I like the shirt next to it---"I'm not easily distracted. . . " Sound about right?


----------



## SharonM (Nov 25, 2011)

my favorite... my job is interfering with my knitting!


----------



## ladystarshine (Apr 29, 2011)

I love it. so cute. Big decision which is more appropriate.


----------



## cd4player (Jul 29, 2011)

Love it! Thanks for the link - I have it bookmarked now and will give it to my kids as a "suggestion" for birthday gifts ...


----------



## Lovemygreys (Apr 4, 2011)

They sell stuff for every interest. I have bought several greyhound shirts here. I found some of the Tshirts in womens sizes ran a little small. Had to go up a size especially to allow for shrinkage. Sweatshirts were larger and true to size but the sweatshirt was for a man or woman. Just for your info.


----------



## LizLowery (Oct 7, 2011)

I want that one...no, that one....oh, bother, I want it all!


----------



## Daniele1969 (Aug 12, 2011)

Dreamweaver said:


> The "let me finish this row" OR "I'm counting" are heard so much around here, I should have them tattooed on palms, but I'll settle for the buttons. Great site...

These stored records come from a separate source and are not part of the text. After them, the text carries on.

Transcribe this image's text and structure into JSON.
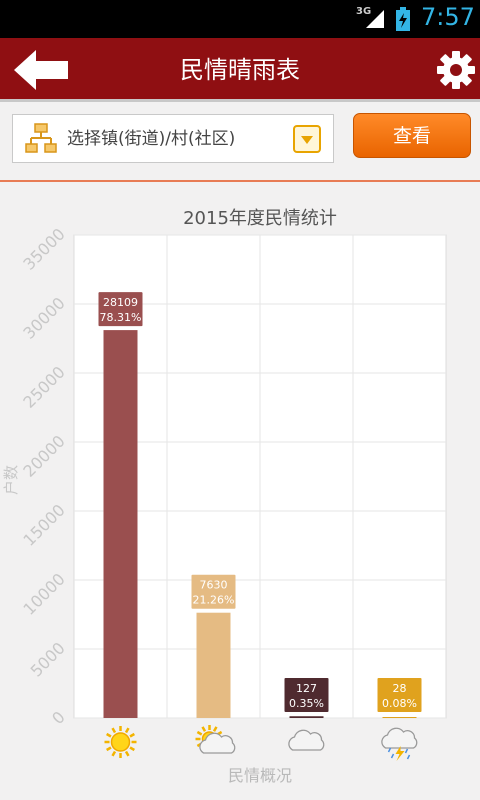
{
  "status": {
    "network": "3G",
    "time": "7:57"
  },
  "header": {
    "title": "民情晴雨表"
  },
  "selector": {
    "placeholder": "选择镇(街道)/村(社区)"
  },
  "actions": {
    "view_label": "查看"
  },
  "chart_data": {
    "type": "bar",
    "title": "2015年度民情统计",
    "xlabel": "民情概况",
    "ylabel": "户数",
    "ylim": [
      0,
      35000
    ],
    "yticks": [
      0,
      5000,
      10000,
      15000,
      20000,
      25000,
      30000,
      35000
    ],
    "categories": [
      "sun-icon",
      "partly-cloudy-icon",
      "cloudy-icon",
      "thunderstorm-icon"
    ],
    "values": [
      28109,
      7630,
      127,
      28
    ],
    "percentages": [
      "78.31%",
      "21.26%",
      "0.35%",
      "0.08%"
    ],
    "colors": [
      "#9a4f4f",
      "#e5bb83",
      "#4f2a2f",
      "#e0a21e"
    ],
    "grid": true
  }
}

You know, I thought of you when I saw that... LOL.

Dani


----------



## LadyLibrarian (Oct 7, 2011)

I believe I have ordered four t shirts from there. Found one for reading and knitting which I love. They are all so cute people notice them.


----------



## gordon000 (Jul 17, 2011)

My favorite - Anatomy of a sock. It's on a mug (pg 11) but, going to copy it and embroidery it on a T-shirt. "so many choices to pick from". Thanks for the link.


----------



## leighanne1968 (Apr 10, 2011)

I love that site! Just fun to browse around it for new definitions of life in general!


----------



## aknitter (Jan 25, 2011)

LOL and making a list. I'm Knitting So....is my favorite. Ha!

Anita


----------



## FyberSpace (Feb 22, 2011)

I got a button at Debbie Macomber's A Good Yarn Shop that I have pinned to my knitting bag.
It says, "I knit so I do not kill people"
Some days that's more true than others......


----------



## stann (Mar 3, 2011)

The t-shirt in the upper RH corner of page 1 is enough
to convince me I will never order from this site.


----------



## barbsadams (Apr 8, 2011)

What a great site! thanks for sharing.

Barbs X


----------



## Phoenix (Oct 2, 2011)

LMAO..."I knit so I won't kill people"....ROTFAICGU


----------



## Phoenix (Oct 2, 2011)

Dreamweaver said:


> The "let me finish this row" OR "I'm counting" are heard so much around here, I should have them tattooed on palms, but I'll settle for the buttons. Great site...


LOL...today my daughter and grandkids came into my room to talk and I was counting....my daughter told the kids..."wait a minute, she's counting!!!"....LOL


----------